Man at cafe smelling cup of coffee

What you need to know

  • Your senses of smell and taste are important for many aspects of your life.
  • Traumatic brain injury (TBI) can cause problems with smell and taste.
  • Loss of smell is often the cause of loss of taste after TBI.
  • Talk to your doctor about changes in your smell and/or taste.

Why are smell and taste important?

  • Smell and taste add to our enjoyment and experience of food and nice smells, like perfume or flowers.
  • Both smell and taste are important for safety as they serve as warning signs. Our sense of smell can alert us to harmful things around us, like a gas leak or a fire. Things that taste bad or smell a certain way may not be safe to eat or drink.
  • Smell and taste prepare the body to digest food.
  • Sense of smell and taste helps us form new memories and recall old memories; it can also cause a strong emotional response.
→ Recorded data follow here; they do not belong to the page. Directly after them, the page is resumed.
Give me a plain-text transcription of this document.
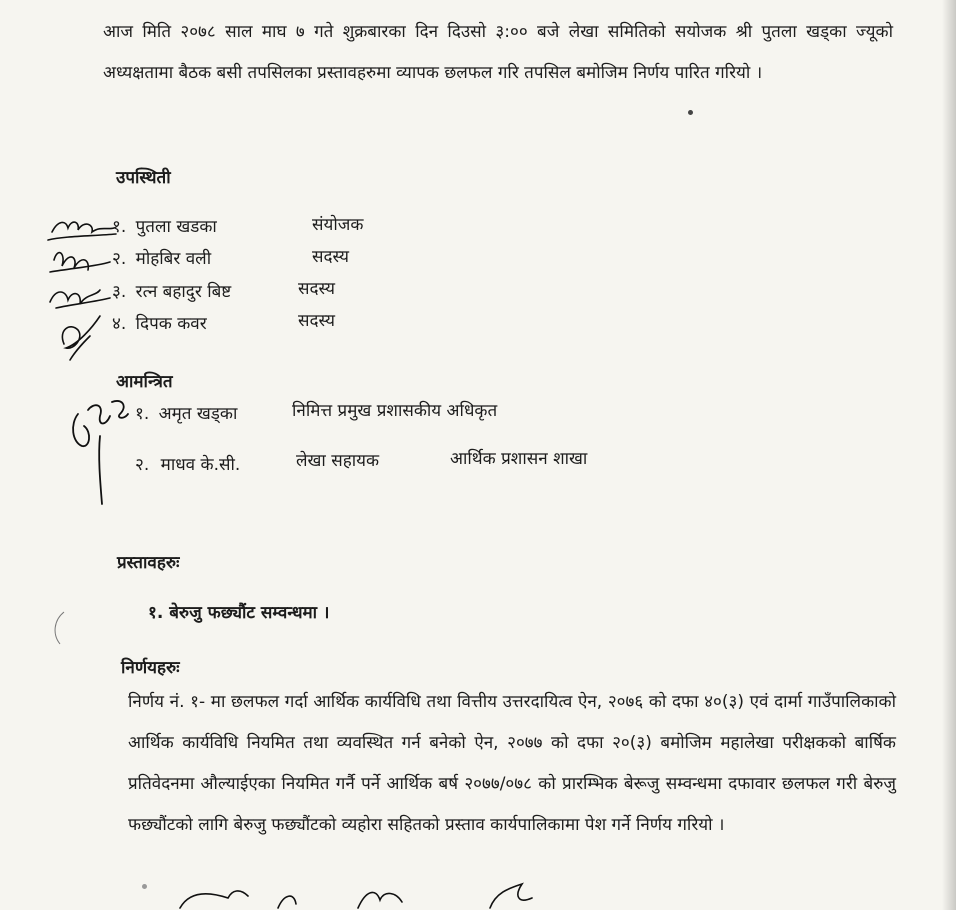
आज मिति २०७८ साल माघ ७ गते शुक्रबारका दिन दिउसो ३:०० बजे लेखा समितिको सयोजक श्री पुतला खड्का ज्यूको अध्यक्षतामा बैठक बसी तपसिलका प्रस्तावहरुमा व्यापक छलफल गरि तपसिल बमोजिम निर्णय पारित गरियो ।
उपस्थिती
१. पुतला खडका	संयोजक
२. मोहबिर वली	सदस्य
३. रत्न बहादुर बिष्ट	सदस्य
४. दिपक कवर	सदस्य
आमन्त्रित
१. अमृत खड्का	निमित्त प्रमुख प्रशासकीय अधिकृत
२. माधव के.सी.	लेखा सहायक	आर्थिक प्रशासन शाखा
प्रस्तावहरुः
१. बेरुजु फछ्यौंट सम्वन्धमा ।
निर्णयहरुः
निर्णय नं. १- मा छलफल गर्दा आर्थिक कार्यविधि तथा वित्तीय उत्तरदायित्व ऐन, २०७६ को दफा ४०(३) एवं दार्मा गाउँपालिकाको आर्थिक कार्यविधि नियमित तथा व्यवस्थित गर्न बनेको ऐन, २०७७ को दफा २०(३) बमोजिम महालेखा परीक्षकको बार्षिक प्रतिवेदनमा औल्याईएका नियमित गर्नै पर्ने आर्थिक बर्ष २०७७/०७८ को प्रारम्भिक बेरूजु सम्वन्धमा दफावार छलफल गरी बेरुजु फछ्यौंटको लागि बेरुजु फछ्यौंटको व्यहोरा सहितको प्रस्ताव कार्यपालिकामा पेश गर्ने निर्णय गरियो ।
For instance, the smell of apple pie can bring on a memory of your grandma and how much you love her.

Why does someone lose their sense of smell after trauma to the head or brain?

As air enters the nose, it triggers certain nerves. These nerves bring information to a part of the brain called the olfactory bulb. That information then goes to the part of the brain that creates our sense of smell. Loss of smell may result from damage to the lining of the nose or nasal passages (diagram A). Other causes may be injury to the nerve that carries smell sensation from the nose to the brain (olfactory nerve, diagram B) or harm to parts of the brain that process smell (diagram C). Other possible causes are infections, toxins, and medicines.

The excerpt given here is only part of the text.